I attached the output as a text file.


----------



## tuaris (Jan 31, 2009)

I would really like not to have to uninstall everything PHP, but if it's the only way.  Then please tell me how to do it.


----------



## tuaris (Feb 3, 2009)

Can some one please help? My PHP is broken.


----------



## danger@ (Feb 3, 2009)

`# pkg_delete -f php5-\*`


----------



## tuaris (Feb 3, 2009)

That did not work:

pkg_delete -f php5-\*
pkg_delete: package 'php5-bz2-5.2.8' is required by these other packages
and may not be deinstalled (but I'll delete it anyway):
phpMyAdmin-3.1.2
Segmentation fault: 11 (core dumped)


----------



## danger@ (Feb 3, 2009)

your system is broken, I don't know what's going on...
would be helpful to know what's dumping core for you...


----------



## tuaris (Feb 3, 2009)

I was finally able to get this fixed, and it wasn't pretty.

I had do go to each php5 port, delete it from /var/db/pkgdb, do a "make install" then a "make deinstall" until everything PHP was removed.  I rebuilt the ports db with "pkgdb -fu" and ran "portmaster -aud" to make sure everything is up to date.
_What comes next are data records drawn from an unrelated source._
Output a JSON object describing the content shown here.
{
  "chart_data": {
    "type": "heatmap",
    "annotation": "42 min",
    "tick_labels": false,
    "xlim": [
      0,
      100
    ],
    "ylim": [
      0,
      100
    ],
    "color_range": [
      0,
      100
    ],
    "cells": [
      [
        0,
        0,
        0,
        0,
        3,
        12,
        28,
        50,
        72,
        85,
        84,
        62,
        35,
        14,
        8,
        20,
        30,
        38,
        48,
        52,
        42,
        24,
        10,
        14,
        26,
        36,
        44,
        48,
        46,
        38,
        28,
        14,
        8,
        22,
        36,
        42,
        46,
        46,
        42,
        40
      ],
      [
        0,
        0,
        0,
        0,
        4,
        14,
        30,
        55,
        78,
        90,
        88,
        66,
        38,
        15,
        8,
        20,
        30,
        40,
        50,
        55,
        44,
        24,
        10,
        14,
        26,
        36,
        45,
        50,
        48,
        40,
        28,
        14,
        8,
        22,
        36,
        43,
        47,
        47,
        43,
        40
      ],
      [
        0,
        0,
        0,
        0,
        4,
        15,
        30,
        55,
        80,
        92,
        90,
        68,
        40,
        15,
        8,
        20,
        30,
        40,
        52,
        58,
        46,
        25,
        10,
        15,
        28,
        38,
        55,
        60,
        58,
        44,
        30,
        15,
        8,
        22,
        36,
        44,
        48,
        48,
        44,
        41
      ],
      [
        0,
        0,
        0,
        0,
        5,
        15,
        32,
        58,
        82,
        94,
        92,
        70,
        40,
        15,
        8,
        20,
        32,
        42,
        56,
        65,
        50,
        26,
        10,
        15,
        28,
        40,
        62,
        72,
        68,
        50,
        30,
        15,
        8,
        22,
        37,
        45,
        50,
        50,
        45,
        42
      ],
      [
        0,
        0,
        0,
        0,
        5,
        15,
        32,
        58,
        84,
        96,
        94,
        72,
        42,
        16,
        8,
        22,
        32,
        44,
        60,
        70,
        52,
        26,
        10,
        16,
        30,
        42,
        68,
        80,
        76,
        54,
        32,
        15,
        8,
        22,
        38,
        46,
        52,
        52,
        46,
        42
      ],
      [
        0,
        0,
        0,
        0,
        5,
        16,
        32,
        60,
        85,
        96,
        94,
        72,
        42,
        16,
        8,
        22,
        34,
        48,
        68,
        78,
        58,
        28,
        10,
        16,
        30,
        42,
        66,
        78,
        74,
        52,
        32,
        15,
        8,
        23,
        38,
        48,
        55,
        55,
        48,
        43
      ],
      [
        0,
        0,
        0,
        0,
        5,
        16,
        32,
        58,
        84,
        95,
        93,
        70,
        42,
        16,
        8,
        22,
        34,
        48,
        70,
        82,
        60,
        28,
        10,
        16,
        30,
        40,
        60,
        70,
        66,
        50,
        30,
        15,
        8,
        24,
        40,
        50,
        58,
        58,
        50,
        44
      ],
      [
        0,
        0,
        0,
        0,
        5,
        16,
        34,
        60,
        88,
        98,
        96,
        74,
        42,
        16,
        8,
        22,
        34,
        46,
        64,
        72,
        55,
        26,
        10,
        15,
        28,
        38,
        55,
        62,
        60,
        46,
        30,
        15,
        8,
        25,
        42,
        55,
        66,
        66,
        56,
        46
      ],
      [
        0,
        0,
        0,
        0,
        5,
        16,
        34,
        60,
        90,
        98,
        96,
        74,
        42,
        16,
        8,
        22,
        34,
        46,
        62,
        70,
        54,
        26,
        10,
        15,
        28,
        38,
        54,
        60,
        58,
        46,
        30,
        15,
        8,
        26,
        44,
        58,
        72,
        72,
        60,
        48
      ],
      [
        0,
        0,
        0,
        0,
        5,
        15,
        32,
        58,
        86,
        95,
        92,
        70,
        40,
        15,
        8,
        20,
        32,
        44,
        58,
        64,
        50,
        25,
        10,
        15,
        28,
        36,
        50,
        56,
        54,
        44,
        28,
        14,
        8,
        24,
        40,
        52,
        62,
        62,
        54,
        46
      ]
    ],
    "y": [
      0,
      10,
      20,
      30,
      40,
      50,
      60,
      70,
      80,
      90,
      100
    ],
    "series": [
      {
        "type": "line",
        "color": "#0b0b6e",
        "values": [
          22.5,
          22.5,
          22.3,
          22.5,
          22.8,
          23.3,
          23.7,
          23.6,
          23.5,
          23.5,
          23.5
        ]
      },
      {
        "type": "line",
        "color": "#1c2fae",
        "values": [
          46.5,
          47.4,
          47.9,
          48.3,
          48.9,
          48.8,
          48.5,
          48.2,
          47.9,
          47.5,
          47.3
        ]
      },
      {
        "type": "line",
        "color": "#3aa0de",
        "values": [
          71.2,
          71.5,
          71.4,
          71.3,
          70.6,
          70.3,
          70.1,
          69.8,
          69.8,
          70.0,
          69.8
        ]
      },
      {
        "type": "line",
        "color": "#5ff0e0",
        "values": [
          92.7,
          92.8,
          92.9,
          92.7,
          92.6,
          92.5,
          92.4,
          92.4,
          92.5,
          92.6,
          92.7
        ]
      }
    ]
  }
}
After that, I was able to ahead and reinstall my PHP ports as needed.

My only question now is what happened? why did the command I first posted destroy my system?


----------



## mecano (Feb 6, 2009)

Have similar problem but with automake, have a read here http://www.nabble.com/pkg_delete-core-dump-td20546143.html
and here
http://forums.freebsd.org/showthread.php?t=2014


----------